Here's where parents might wonder why on earth the brain would be programmed that way during adolescence. Casey, herself a mother to a 17-year-old boy, has spent a lot of time pondering that question, and has developed a theory of adaptation. When kids are young, parents act as their prefrontal cortex, she said. As teens venture out into the world, that has to change.

"The reason we think this is going on," she said, "is that you reach puberty and you need to go out and find a mate and other resources, and something's got to pull you out of your comfortable environment. It's a period of time where they need to learn how to be able to adapt to social pressures; to test the waters."

What, then, can parents and schools do?

Turns out that locking them up until they're 21 is not the right thing to do, Casey said. When her son was hitting puberty at age 11 or 12, she remembers him coming in the door from school shouting a torrent of inappropriate words.
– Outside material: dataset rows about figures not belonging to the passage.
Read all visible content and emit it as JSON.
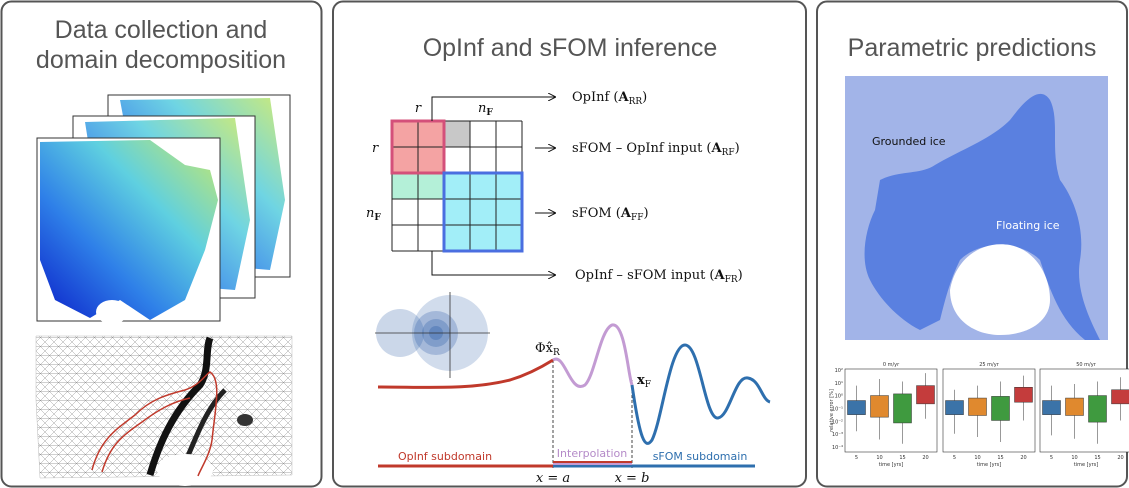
{
  "panels": [
    {
      "title_lines": [
        "Data collection and",
        "domain decomposition"
      ]
    },
    {
      "title": "OpInf and sFOM inference",
      "matrix": {
        "top_labels": [
          {
            "main": "r"
          },
          {
            "main": "n",
            "sub": "F"
          }
        ],
        "side_labels": [
          {
            "main": "r"
          },
          {
            "main": "n",
            "sub": "F"
          }
        ]
      },
      "arrows": [
        {
          "prefix": "OpInf (",
          "matrix": "A",
          "sub": "RR",
          "suffix": ")"
        },
        {
          "prefix": "sFOM – OpInf input (",
          "matrix": "A",
          "sub": "RF",
          "suffix": ")"
        },
        {
          "prefix": "sFOM (",
          "matrix": "A",
          "sub": "FF",
          "suffix": ")"
        },
        {
          "prefix": "OpInf – sFOM input (",
          "matrix": "A",
          "sub": "FR",
          "suffix": ")"
        }
      ],
      "curve_labels": [
        {
          "main": "Φx̂",
          "sub": "R"
        },
        {
          "main": "x",
          "sub": "F"
        }
      ],
      "subdomains": [
        "OpInf subdomain",
        "Interpolation",
        "sFOM subdomain"
      ],
      "bounds": [
        "x = a",
        "x = b"
      ]
    },
    {
      "title": "Parametric predictions",
      "map_labels": [
        "Grounded ice",
        "Floating ice"
      ],
      "boxplots": {
        "titles": [
          "0 m/yr",
          "25 m/yr",
          "50 m/yr"
        ],
        "ylabel": "relative error [%]",
        "xlabel": "time [yrs]",
        "xticks": [
          "5",
          "10",
          "15",
          "20"
        ],
        "yticks": [
          "10²",
          "10¹",
          "10⁰",
          "10⁻¹",
          "10⁻²",
          "10⁻³",
          "10⁻⁴"
        ]
      }
    }
  ]
}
"I was so taken aback I couldn't say anything," Casey said. "He stomped up to his room and I cooked dinner. An hour later he came down and nudged up against me as if to say, Are you really going to feed me after that? I said, You had a rough day, huh?"

That cooling off period can be essential, and it can come in a variety of forms, Casey said: a text message from a parent, a relaxation or yoga break in a classroom -- "just giving them a minute to take it down a notch."

She's implemented a new rule at her house: her son and his friends must replace profanity with words like "intercourse" or "poop." "It's just enough so that when a heated debate gets emotionally charged, they start laughing," she said.

While teens are primarily in tune with their peers, they do need -- and even want -- their parents to set limits, Casey said.

Walsh has noticed a shift in what parents are worried about.

"It used to be, 30 years ago, most parents would worry about their kids being a victim," Walsh said. "That's still true, but a growing number of parents worry that their teen could be a perpetrator."

The warning signals are always easy to see in hindsight, he said. In the case of the Ohio shooting suspect, there were several red flags: he came from a troubled home, had behavior issues and he was exceptionally quiet.

Finding a way to draw those kids out could help, Walsh said.

"It gets to be more challenging as we've made our high schools bigger and bigger and easy for kids to disappear," he said. "We really have to start to figure out how to help kids from becoming anonymous."